Antoine Audouard

« Être acteur c'est chouette, c'est bath[1] »

19/05/2022

(Gab-2)

Gabin a beau dire dans une interview que le métier de comédien ne s'apprend pas, c'est un talent, une façon d'être soi en jouant les autres, on ne peut, à voir et revoir ses films, qu'être ébloui par la variété, la richesse de son jeu. Lorsqu'il se tait, son visage et tout son corps expriment. Même vu de dos, il « est » Gabin. Et puis - un peu plus encore quand, un embonpoint accru par l'amour de la bonne chère en bonne compagnie le freine - il fait tout lentement. Lorsqu'il se suicide à la fin de ce sublime mélo qu'est Le jour se lève (Marcel Carné, 1939), il est délibéré, lent, tranquille dans chacun de ses gestes.

« Comment ? »

Comment ce fils d'artistes (son père était artiste de music-hall et sa mère aussi avait été chanteuse « fantaisiste » de caf'conc') qui ne voulait pas faire de music-hall est-il devenu le bel ouvrier du cinéma français des années 1930, le truand idéal ou le flic ronchon des années 1950 et 1960, cet inoubliable homme d'un autre âge de La Horse ou du Chat ?

Comment ne pas prendre en sympathie un acteur vedette qui, contrairement à ce que Truffaut écrivait injustement, préférait que la caméra s'attarde sur le visage de ses (le plus souvent ravissantes) partenaires féminines ? « Elles me rendent plus beau de dos », dit-il un jour de sa voix bourrue, illustrant cette « absence d'ego », rare chez les acteurs, relatée par un des jeunes assistants de Georges Lautner alors qu'il tournait Le Pacha.

Comment ne pas avoir envie d'admirer une star toujours ponctuelle et qui poussait le professionnalisme jusqu'à assister au tournage des scènes auxquelles il ne participait pas ?
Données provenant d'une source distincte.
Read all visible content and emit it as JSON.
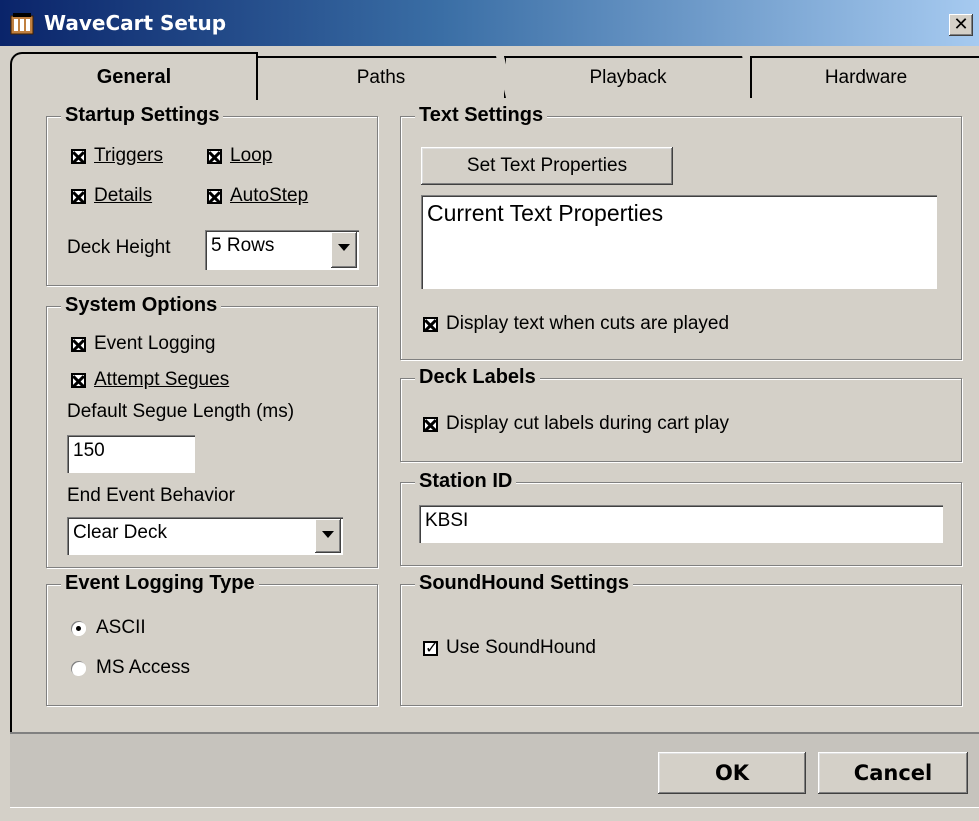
{
  "window": {
    "title": "WaveCart Setup",
    "icons": {
      "app": "wavecart-app-icon",
      "close": "close-icon"
    }
  },
  "tabs": [
    {
      "label": "General",
      "active": true
    },
    {
      "label": "Paths",
      "active": false
    },
    {
      "label": "Playback",
      "active": false
    },
    {
      "label": "Hardware",
      "active": false
    }
  ],
  "startup": {
    "title": "Startup Settings",
    "triggers_label": "Triggers",
    "triggers_checked": true,
    "loop_label": "Loop",
    "loop_checked": true,
    "details_label": "Details",
    "details_checked": true,
    "autostep_label": "AutoStep",
    "autostep_checked": true,
    "deck_height_label": "Deck Height",
    "deck_height_value": "5 Rows"
  },
  "system": {
    "title": "System Options",
    "event_logging_label": "Event Logging",
    "event_logging_checked": true,
    "attempt_segues_label": "Attempt Segues",
    "attempt_segues_checked": true,
    "segue_length_label": "Default Segue Length (ms)",
    "segue_length_value": "150",
    "end_event_label": "End Event Behavior",
    "end_event_value": "Clear Deck"
  },
  "logging_type": {
    "title": "Event Logging Type",
    "options": [
      {
        "label": "ASCII",
        "selected": true
      },
      {
        "label": "MS Access",
        "selected": false
      }
    ]
  },
  "text_settings": {
    "title": "Text Settings",
    "set_button": "Set Text Properties",
    "preview_text": "Current Text Properties",
    "display_label": "Display text when cuts are played",
    "display_checked": true
  },
  "deck_labels": {
    "title": "Deck Labels",
    "display_label": "Display cut labels during cart play",
    "display_checked": true
  },
  "station": {
    "title": "Station ID",
    "value": "KBSI"
  },
  "soundhound": {
    "title": "SoundHound Settings",
    "use_label": "Use SoundHound",
    "use_checked": true
  },
  "footer": {
    "ok_label": "OK",
    "cancel_label": "Cancel"
  },
  "colors": {
    "titlebar_start": "#0a246a",
    "titlebar_end": "#a6caf0",
    "face": "#d4d0c8"
  }
}
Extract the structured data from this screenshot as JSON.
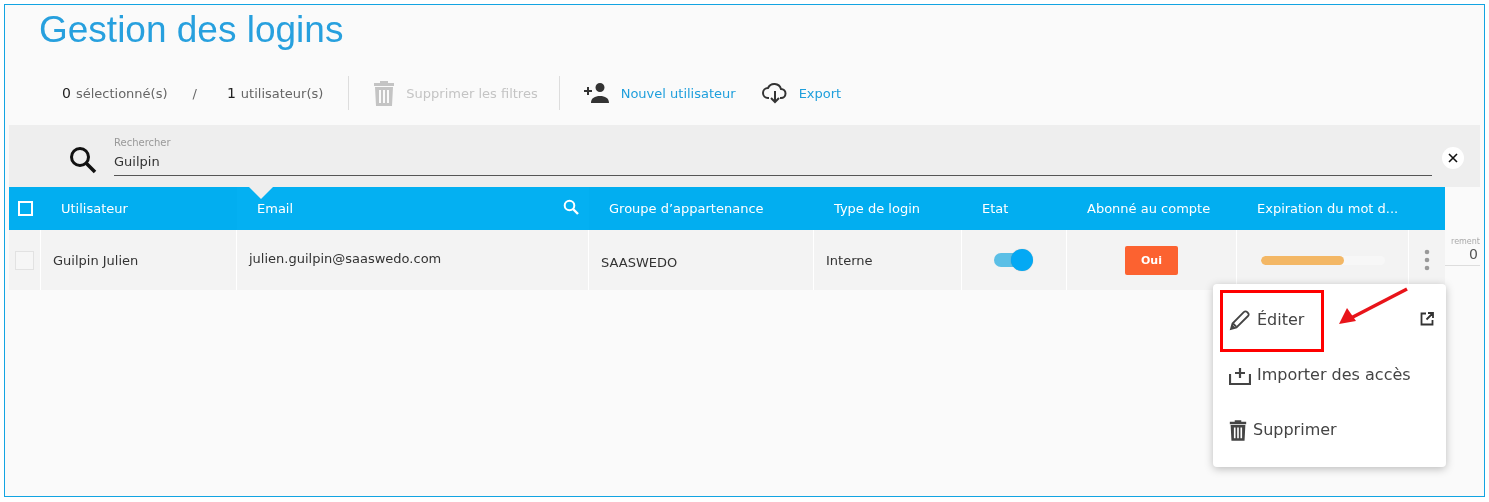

Comment ne pas admirer le courage d'un homme qui, en pleine guerre, approchant la quarantaine, réfugié dans le confort de Hollywood où il vivait une romance torride avec Marlene Dietrich, choisit d'arrêter le cinéma pour rejoindre de Gaulle et les Forces françaises libres à Londres ? Pas pour donner sa voix, comme le génial Pierre Dac, ce qui n'eût pas été si mal, mais pour se battre : tu parles d'un tournage ! Il finit la guerre comme canonnier, puis chef de char d'un régiment blindé de fusiliers marins. La guerre gagnée, il déclina l'honneur de défiler sur les Champs-Élysées avec son char, préférant les bras de la belle Marlene. Moins « m'as-tu vu », tu meurs.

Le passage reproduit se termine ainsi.